6. La requérante soutient que la décision attaquée est insuffisamment motivée en reprochant au préfet de ne pas démontrer en quoi l'instruction du dossier n'aurait pas révélé l'impossibilité pour les parents du jeune C... d'entreprendre eux-mêmes un déplacement vers la France pour lui rendre visite et maintenir un lien. Toutefois, le préfet a suffisamment motivé sa décision en énonçant les éléments de droit et de fait sur lesquels il s'est fondé, et notamment en rappelant le principe énoncé dans la décision du Conseil d'Etat n° 351906 du 3 octobre 2012 et en indiquant que les parents de l'enfant ne justifiaient pas de l'impossibilité de venir lui rendre visite en France et que l'enfant lui-même n'était pas empêché de voyager en Algérie et de revenir ensuite auprès de sa tante en sollicitant un visa de retour. Par suite le moyen tiré de l'insuffisance de motivation de la décision litigieuse, tel que formulé par la requérante, doit être écarté comme manquant en fait.
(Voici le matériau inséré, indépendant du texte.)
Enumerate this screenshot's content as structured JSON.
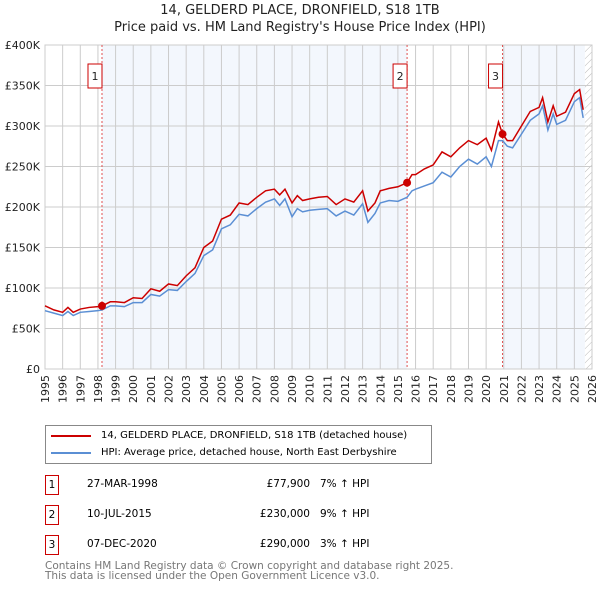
{
  "chart_data": {
    "type": "line",
    "title": "14, GELDERD PLACE, DRONFIELD, S18 1TB",
    "subtitle": "Price paid vs. HM Land Registry's House Price Index (HPI)",
    "xlim": [
      1995,
      2026
    ],
    "ylim": [
      0,
      400000
    ],
    "x_ticks": [
      "1995",
      "1996",
      "1997",
      "1998",
      "1999",
      "2000",
      "2001",
      "2002",
      "2003",
      "2004",
      "2005",
      "2006",
      "2007",
      "2008",
      "2009",
      "2010",
      "2011",
      "2012",
      "2013",
      "2014",
      "2015",
      "2016",
      "2017",
      "2018",
      "2019",
      "2020",
      "2021",
      "2022",
      "2023",
      "2024",
      "2025",
      "2026"
    ],
    "y_ticks": [
      {
        "v": 0,
        "label": "£0"
      },
      {
        "v": 50000,
        "label": "£50K"
      },
      {
        "v": 100000,
        "label": "£100K"
      },
      {
        "v": 150000,
        "label": "£150K"
      },
      {
        "v": 200000,
        "label": "£200K"
      },
      {
        "v": 250000,
        "label": "£250K"
      },
      {
        "v": 300000,
        "label": "£300K"
      },
      {
        "v": 350000,
        "label": "£350K"
      },
      {
        "v": 400000,
        "label": "£400K"
      }
    ],
    "grid": true,
    "series": [
      {
        "name": "14, GELDERD PLACE, DRONFIELD, S18 1TB (detached house)",
        "color": "#cc0000",
        "x": [
          1995,
          1995.5,
          1996,
          1996.3,
          1996.6,
          1997,
          1997.5,
          1998,
          1998.23,
          1998.7,
          1999,
          1999.5,
          2000,
          2000.5,
          2001,
          2001.5,
          2002,
          2002.5,
          2003,
          2003.5,
          2004,
          2004.5,
          2005,
          2005.5,
          2006,
          2006.5,
          2007,
          2007.5,
          2008,
          2008.3,
          2008.6,
          2009,
          2009.3,
          2009.6,
          2010,
          2010.5,
          2011,
          2011.5,
          2012,
          2012.5,
          2013,
          2013.3,
          2013.7,
          2014,
          2014.5,
          2015,
          2015.52,
          2015.8,
          2016,
          2016.5,
          2017,
          2017.5,
          2018,
          2018.5,
          2019,
          2019.5,
          2020,
          2020.3,
          2020.7,
          2020.93,
          2021.2,
          2021.5,
          2022,
          2022.5,
          2023,
          2023.2,
          2023.5,
          2023.8,
          2024,
          2024.5,
          2025,
          2025.3,
          2025.5
        ],
        "y": [
          78000,
          73000,
          70000,
          76000,
          70000,
          74000,
          76000,
          77000,
          77900,
          83000,
          83000,
          82000,
          88000,
          87000,
          99000,
          96000,
          105000,
          103000,
          115000,
          125000,
          150000,
          158000,
          185000,
          190000,
          205000,
          203000,
          212000,
          220000,
          222000,
          215000,
          222000,
          205000,
          214000,
          208000,
          210000,
          212000,
          213000,
          203000,
          210000,
          206000,
          220000,
          195000,
          205000,
          220000,
          223000,
          225000,
          230000,
          240000,
          240000,
          247000,
          252000,
          268000,
          262000,
          273000,
          282000,
          277000,
          285000,
          270000,
          305000,
          290000,
          282000,
          282000,
          300000,
          318000,
          323000,
          335000,
          305000,
          325000,
          312000,
          317000,
          340000,
          345000,
          320000
        ]
      },
      {
        "name": "HPI: Average price, detached house, North East Derbyshire",
        "color": "#5b8fd4",
        "x": [
          1995,
          1995.5,
          1996,
          1996.3,
          1996.6,
          1997,
          1997.5,
          1998,
          1998.23,
          1998.7,
          1999,
          1999.5,
          2000,
          2000.5,
          2001,
          2001.5,
          2002,
          2002.5,
          2003,
          2003.5,
          2004,
          2004.5,
          2005,
          2005.5,
          2006,
          2006.5,
          2007,
          2007.5,
          2008,
          2008.3,
          2008.6,
          2009,
          2009.3,
          2009.6,
          2010,
          2010.5,
          2011,
          2011.5,
          2012,
          2012.5,
          2013,
          2013.3,
          2013.7,
          2014,
          2014.5,
          2015,
          2015.52,
          2015.8,
          2016,
          2016.5,
          2017,
          2017.5,
          2018,
          2018.5,
          2019,
          2019.5,
          2020,
          2020.3,
          2020.7,
          2020.93,
          2021.2,
          2021.5,
          2022,
          2022.5,
          2023,
          2023.2,
          2023.5,
          2023.8,
          2024,
          2024.5,
          2025,
          2025.3,
          2025.5
        ],
        "y": [
          72000,
          69000,
          66000,
          71000,
          66000,
          70000,
          71000,
          72000,
          73000,
          78000,
          78000,
          77000,
          82000,
          82000,
          92000,
          90000,
          98000,
          97000,
          108000,
          118000,
          140000,
          147000,
          173000,
          178000,
          191000,
          189000,
          198000,
          206000,
          210000,
          202000,
          210000,
          188000,
          198000,
          194000,
          196000,
          197000,
          198000,
          189000,
          195000,
          190000,
          204000,
          181000,
          192000,
          205000,
          208000,
          207000,
          212000,
          220000,
          222000,
          226000,
          230000,
          243000,
          237000,
          250000,
          259000,
          253000,
          262000,
          250000,
          282000,
          282000,
          275000,
          273000,
          290000,
          307000,
          315000,
          325000,
          295000,
          315000,
          302000,
          307000,
          330000,
          335000,
          310000
        ]
      }
    ],
    "sales": [
      {
        "label": "1",
        "x": 1998.23,
        "price": 77900
      },
      {
        "label": "2",
        "x": 2015.52,
        "price": 230000
      },
      {
        "label": "3",
        "x": 2020.93,
        "price": 290000
      }
    ],
    "data_end": 2025.6,
    "legend": [
      "14, GELDERD PLACE, DRONFIELD, S18 1TB (detached house)",
      "HPI: Average price, detached house, North East Derbyshire"
    ]
  },
  "table": [
    {
      "num": "1",
      "date": "27-MAR-1998",
      "price": "£77,900",
      "hpi": "7% ↑ HPI"
    },
    {
      "num": "2",
      "date": "10-JUL-2015",
      "price": "£230,000",
      "hpi": "9% ↑ HPI"
    },
    {
      "num": "3",
      "date": "07-DEC-2020",
      "price": "£290,000",
      "hpi": "3% ↑ HPI"
    }
  ],
  "footer": {
    "line1": "Contains HM Land Registry data © Crown copyright and database right 2025.",
    "line2": "This data is licensed under the Open Government Licence v3.0."
  }
}
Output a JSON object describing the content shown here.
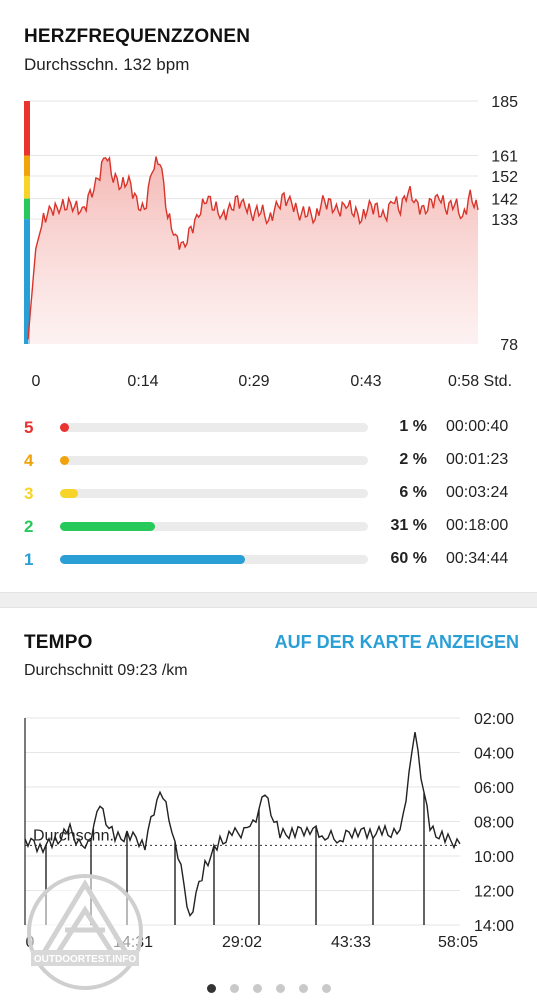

7. Aucun élément versé au dossier n'est de nature à démontrer que le maintien du lien familial rendrait nécessaire la possibilité pour C... d'effectuer des voyages réguliers entre la France et l'Algérie, son pays d'origine, à une fréquence telle que la délivrance d'un document de circulation serait impérative, et que les membres de sa famille demeurant en Algérie auraient été dans l'impossibilité d'obtenir un visa pour se rendre en France et le visiter. Par suite, en se bornant à soutenir, sans l'établir, qu'obtenir un visa pour revenir en France serait particulièrement difficile, que les difficultés liées à la crise sanitaire et le coût d'un tel déplacement serait trop élevé pour une famille entière venant d'Algérie, la requérante n'est pas fondée à soutenir que le préfet du Rhône, aurait entaché sa décision d'une méconnaissance des stipulations de l'article 3-1 de la convention internationale relative aux droits de l'enfant.
8. Pour les mêmes motifs, le préfet du Rhône, en refusant la délivrance du document de circulation sollicité, n'a ni méconnu les stipulations de l'article 8 de la convention européenne de sauvegarde des droits de l'homme et des libertés fondamentales, ni entaché sa décision d'une erreur manifeste d'appréciation de sa situation personnelle de l'intéressé.
9. Il résulte de tout ce qui précède que la requérante n'est pas fondée à soutenir que c'est à tort que, par le jugement attaqué, le tribunal administratif de Lyon a rejeté sa demande. Par voie de conséquence, ses conclusions aux fins d'injonction et celles qu'elle présente au titre de l'article L. 761-1 du code de justice administrative doivent être rejetées.
DECIDE :
Article 1er : La requête de Mme A... est rejetée.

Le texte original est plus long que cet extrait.